Grimme-Preis verliehen an Annekatrin Hendel für „Vaterlandsverräter“

Der u.a. von der Kulturellen Filmförderung Mecklenburg-Vorpommern un der Filmwerkstatt Kiel der FFHSH geförderte Dokumentarfilm „Vaterlandsverräter“ wurde mit dem Grimme-Preis 2013 ausgezeichnet.

Die Begründung der Jury: „Was für ein Filmanfang: Ein Ruderboot, ein Mann, eine Frau, eine Kamera. Der Dichter Paul Gratzik rudert. Die Regisseurin Annekatrin Hendel fragt ihn aus dem Off nach seiner Stasi-Geschichte. Gratzik erinnert sich an einen Spruch seiner Mutter: ’Der schlimmste Feind im ganzen Land, das ist und bleibt der Denunziant.’ Der Gedanke nagt an ihm, die Regisseurin lässt nicht locker. Er bekommt einen Wutausbruch, will plötzlich nichts mehr vom Thema seiner Stasivergangenheit wissen und von Reue schon gar nicht: ’Ich geh über Bord. Ich habe kein Gewissen, ich habe keine Moral. Jedenfalls nicht eure.’

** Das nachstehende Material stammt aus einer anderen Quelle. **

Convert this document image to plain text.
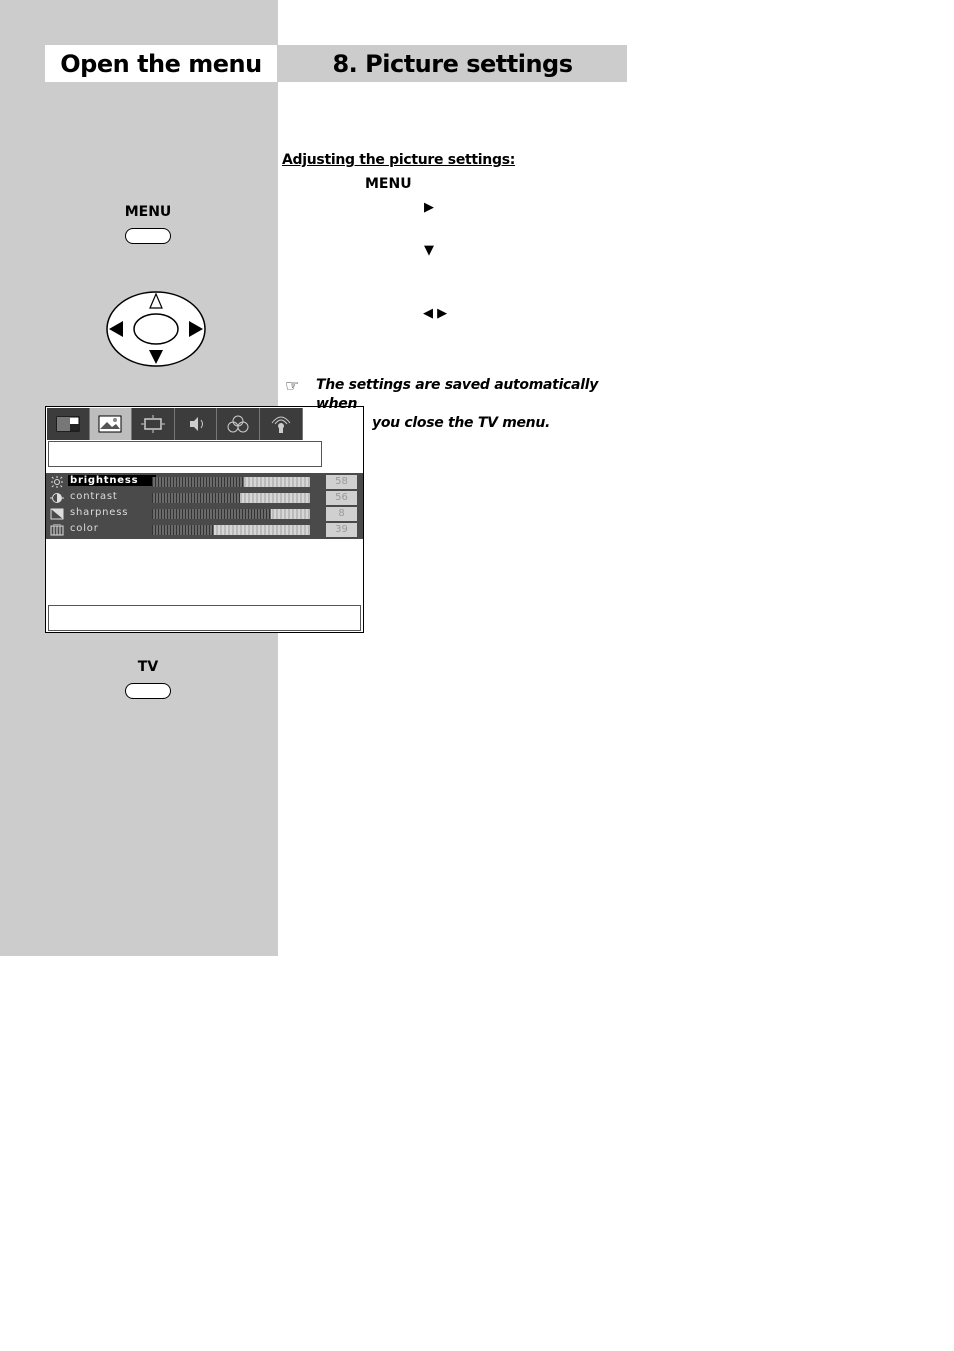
Open the menu	8. Picture settings
Adjusting the picture settings:
MENU
▶
▼
◀ ▶
MENU
brightness	58
contrast	56
sharpness	8
color	39
☞ The settings are saved automatically when
you close the TV menu.
TV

Lange nicht hat man in einem Dokumentarfilm eine so rasante, spannungsgeladene und aussagekräftige Szene gesehen – ein Lehrstück für alle Filmschulen. Und was das Beste ist: Das Versprechen des Anfangs kann der Film einlösen. ’Vaterlandsverräter’ ist ein Film der Auseinandersetzung, der Konfrontation, des Dialogischen. Der Dichter Paul Gratzik hatte in der DDR einen großen Namen als Schriftsteller, wurde von Heiner Müller protegiert, war aus einfachen Verhältnissen in die Bohème der DDR-Kunst aufgestiegen. Dazu gehörte auch: Jahrelang arbeitete er für die DDR, schrieb miese Berichte über Freunde und Kollegen, bespitzelte selbst seine Geliebten. Anfang der 80er Jahre stieg er aus, outete sich und wurde nun selbst zum Beobachtungsobjekt. Der verratene Verräter konnte nicht mehr publizieren. Er zog sich zurück in die Einsamkeit eines Einsiedlerhofs in der Uckermark.

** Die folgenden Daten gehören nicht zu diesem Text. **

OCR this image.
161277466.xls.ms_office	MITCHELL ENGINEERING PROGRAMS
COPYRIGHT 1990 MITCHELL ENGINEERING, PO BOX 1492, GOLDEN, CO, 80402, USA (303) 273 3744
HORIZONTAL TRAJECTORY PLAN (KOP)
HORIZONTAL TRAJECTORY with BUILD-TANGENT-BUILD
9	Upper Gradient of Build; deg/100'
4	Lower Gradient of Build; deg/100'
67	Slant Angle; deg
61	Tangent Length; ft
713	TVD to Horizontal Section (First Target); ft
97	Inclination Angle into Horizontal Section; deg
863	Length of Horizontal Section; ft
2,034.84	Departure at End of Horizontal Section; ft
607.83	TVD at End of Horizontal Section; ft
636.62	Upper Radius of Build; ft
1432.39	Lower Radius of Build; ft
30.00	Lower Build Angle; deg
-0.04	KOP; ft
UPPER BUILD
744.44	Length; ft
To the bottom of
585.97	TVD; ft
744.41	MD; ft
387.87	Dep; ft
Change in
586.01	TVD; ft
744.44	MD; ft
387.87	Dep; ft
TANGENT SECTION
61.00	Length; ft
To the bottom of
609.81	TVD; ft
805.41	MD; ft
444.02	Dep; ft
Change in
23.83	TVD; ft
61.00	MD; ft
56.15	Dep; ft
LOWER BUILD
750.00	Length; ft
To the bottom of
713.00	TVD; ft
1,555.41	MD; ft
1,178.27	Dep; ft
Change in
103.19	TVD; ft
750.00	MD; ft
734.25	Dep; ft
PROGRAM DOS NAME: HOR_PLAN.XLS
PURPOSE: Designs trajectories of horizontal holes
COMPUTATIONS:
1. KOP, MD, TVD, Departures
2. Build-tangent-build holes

Annekatrin Hendel zeigt ihren Protagonisten als eine widersprüchliche, manchmal herausfordernde, manchmal anwidernde Persönlichkeit. Ein Protagonist, der sich gern um Kopf und Kragen redet, pompös, charmant, schroff. Sie lässt ihm keine Ausflüchte, zwingt ihn, sich seiner Geschichte zu stellen, respektiert ihn gleichwohl als Person. Das ist spannend bis aufregend und zwingt den Zuschauer, sich selbst zu dieser polarisierenden Figur zu stellen, eine Haltung zu finden. Es sind schon hunderte Filme über die DDR und die Staatssicherheit gedreht worden – dies ist einer der wenigen, der nicht auf den ausgetretenen Pfaden der Selbstgewissheit läuft.“ (aus: www.grimme-institut.de/html/index.php?id=1742)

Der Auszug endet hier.